Analoghe considerazioni non possono invece valere per i fatti cui trovi applicazione il testo previgente: la soluzione adottata dalle Sezioni Unite, in linea con il più recente orientamento della giurisprudenza in materia, è infatti di segno negativo.

La tesi interpretativa condivisa dalle Sezioni Unite assume che la produzione del solo modello 770 non possa valere quale piena prova dell’elemento materiale della fattispecie, essendo necessaria l’allegazione delle certificazioni effettivamente rilasciate ai sostituiti, attestanti l’ammontare delle somme corrisposte e delle ritenute operate. Come condivisibilmente osservato in precedenza dalla Suprema Corte, “la prova dell’elemento costitutivo rappresentato dal rilascio delle certificazioni ai sostituiti, il cui onere incombe sull’accusa, non può essere costituita dal solo contenuto della dichiarazione modello 770 proveniente dal datore di lavoro”, che ha una valenza meramente indiziaria, a pena di ammettere che tutto quanto oggetto di dichiarazione sia, per ciò solo, necessariamente anche oggetto di certificazione – presunzione evidentemente errata, atteso che il modello 770 non contiene anche la dichiarazione di avere tempestivamente emesso le certificazioni (Cass. pen., sez. III, n. 7884/2016; conformi, ex multis, Cass. pen. sez. III, n. 1439/2017; Cass. pen., sez. III, n. 10104/2016).
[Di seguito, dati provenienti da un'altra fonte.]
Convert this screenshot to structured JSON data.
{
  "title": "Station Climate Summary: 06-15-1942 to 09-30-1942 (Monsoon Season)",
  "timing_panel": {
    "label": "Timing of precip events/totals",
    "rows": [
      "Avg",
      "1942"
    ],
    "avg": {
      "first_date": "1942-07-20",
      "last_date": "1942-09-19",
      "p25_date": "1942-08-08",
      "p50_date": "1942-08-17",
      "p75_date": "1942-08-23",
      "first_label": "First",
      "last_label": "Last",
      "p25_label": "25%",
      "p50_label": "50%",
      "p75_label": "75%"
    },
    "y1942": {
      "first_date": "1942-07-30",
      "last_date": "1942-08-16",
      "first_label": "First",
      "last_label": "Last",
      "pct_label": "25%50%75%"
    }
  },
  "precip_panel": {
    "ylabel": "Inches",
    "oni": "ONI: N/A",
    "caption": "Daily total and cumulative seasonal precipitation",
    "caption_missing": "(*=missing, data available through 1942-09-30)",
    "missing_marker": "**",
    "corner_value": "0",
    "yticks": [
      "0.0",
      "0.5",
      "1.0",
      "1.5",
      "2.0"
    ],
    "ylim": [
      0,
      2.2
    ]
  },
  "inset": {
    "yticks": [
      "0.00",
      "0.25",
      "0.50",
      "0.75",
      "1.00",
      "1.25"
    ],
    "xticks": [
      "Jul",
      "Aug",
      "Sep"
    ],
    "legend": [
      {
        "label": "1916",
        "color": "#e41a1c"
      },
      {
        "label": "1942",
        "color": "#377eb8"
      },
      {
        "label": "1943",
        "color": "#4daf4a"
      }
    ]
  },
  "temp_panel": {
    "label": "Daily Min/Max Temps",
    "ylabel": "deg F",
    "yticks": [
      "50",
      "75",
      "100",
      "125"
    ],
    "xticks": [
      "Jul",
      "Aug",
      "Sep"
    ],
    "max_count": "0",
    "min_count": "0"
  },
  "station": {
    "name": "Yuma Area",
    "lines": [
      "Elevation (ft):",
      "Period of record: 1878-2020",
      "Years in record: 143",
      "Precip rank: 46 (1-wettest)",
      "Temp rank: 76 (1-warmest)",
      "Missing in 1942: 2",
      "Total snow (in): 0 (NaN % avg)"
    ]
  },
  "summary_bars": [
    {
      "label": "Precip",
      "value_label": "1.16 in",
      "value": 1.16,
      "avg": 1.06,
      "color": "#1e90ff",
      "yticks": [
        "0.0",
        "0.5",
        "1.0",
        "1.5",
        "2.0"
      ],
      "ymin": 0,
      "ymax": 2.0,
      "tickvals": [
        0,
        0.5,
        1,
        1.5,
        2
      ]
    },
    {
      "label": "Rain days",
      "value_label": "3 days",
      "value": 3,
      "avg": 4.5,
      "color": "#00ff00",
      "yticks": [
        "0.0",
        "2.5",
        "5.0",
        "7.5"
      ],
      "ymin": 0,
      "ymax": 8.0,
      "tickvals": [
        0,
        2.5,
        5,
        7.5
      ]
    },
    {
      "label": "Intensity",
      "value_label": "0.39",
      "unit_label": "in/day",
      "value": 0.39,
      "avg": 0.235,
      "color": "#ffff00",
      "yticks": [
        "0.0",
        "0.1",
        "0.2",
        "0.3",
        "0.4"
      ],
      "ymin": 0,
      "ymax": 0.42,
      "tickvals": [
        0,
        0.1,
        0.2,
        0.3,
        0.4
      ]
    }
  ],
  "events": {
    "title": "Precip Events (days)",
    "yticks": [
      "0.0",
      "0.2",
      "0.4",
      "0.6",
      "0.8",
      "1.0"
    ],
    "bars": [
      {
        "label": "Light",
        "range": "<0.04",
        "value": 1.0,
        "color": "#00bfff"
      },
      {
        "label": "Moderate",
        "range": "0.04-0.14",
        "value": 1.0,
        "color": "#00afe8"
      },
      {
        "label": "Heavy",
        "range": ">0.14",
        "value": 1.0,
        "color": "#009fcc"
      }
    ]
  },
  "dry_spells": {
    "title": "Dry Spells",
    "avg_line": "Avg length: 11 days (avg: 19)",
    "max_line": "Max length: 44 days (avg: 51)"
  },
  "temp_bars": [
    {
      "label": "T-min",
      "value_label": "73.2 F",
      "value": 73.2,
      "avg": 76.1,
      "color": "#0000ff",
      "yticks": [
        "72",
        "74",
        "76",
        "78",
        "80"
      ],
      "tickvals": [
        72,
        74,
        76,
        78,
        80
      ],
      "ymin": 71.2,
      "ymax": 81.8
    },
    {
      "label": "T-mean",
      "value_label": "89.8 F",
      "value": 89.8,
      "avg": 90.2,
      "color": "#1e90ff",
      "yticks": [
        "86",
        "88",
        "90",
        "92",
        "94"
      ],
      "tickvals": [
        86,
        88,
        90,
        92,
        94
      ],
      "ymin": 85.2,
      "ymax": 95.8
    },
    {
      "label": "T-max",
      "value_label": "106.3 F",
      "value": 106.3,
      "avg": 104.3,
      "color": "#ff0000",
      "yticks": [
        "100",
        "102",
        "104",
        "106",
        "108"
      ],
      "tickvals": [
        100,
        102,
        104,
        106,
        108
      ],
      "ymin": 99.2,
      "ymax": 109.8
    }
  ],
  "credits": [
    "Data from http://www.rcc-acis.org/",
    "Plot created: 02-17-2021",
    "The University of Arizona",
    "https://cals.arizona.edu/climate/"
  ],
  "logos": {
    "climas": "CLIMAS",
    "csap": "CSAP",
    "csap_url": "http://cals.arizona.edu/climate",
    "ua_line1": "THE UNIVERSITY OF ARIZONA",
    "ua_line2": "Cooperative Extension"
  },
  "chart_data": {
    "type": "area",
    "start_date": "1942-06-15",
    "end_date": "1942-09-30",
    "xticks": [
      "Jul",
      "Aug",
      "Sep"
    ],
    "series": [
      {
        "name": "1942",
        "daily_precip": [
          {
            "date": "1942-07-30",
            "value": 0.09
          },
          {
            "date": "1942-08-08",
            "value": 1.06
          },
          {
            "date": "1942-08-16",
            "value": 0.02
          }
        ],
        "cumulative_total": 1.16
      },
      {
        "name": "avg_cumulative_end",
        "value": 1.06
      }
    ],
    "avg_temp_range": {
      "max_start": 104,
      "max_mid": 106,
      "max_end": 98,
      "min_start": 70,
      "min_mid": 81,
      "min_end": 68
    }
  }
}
L’indirizzo giurisprudenziale contrapposto, e disatteso dalle Sezioni Unite, postulava invece la sufficienza dell’allegazione del modello 770 ai fini della piena prova dell’avvenuta certificazione e, dunque, dell’elemento materiale del reato (in tal senso, Cass. pen., sez. III, n. 33187/2013; Cass. pen., sez. III, n. 19454/2014; Cass. pen., sez. III, n. 27479/2014).

Non resta che attendere le motivazioni delle Sezioni Unite, la cui decisione, lo si può affermare fin d’ora, si mostra senz’altro maggiormente rispettosa del dato normativo.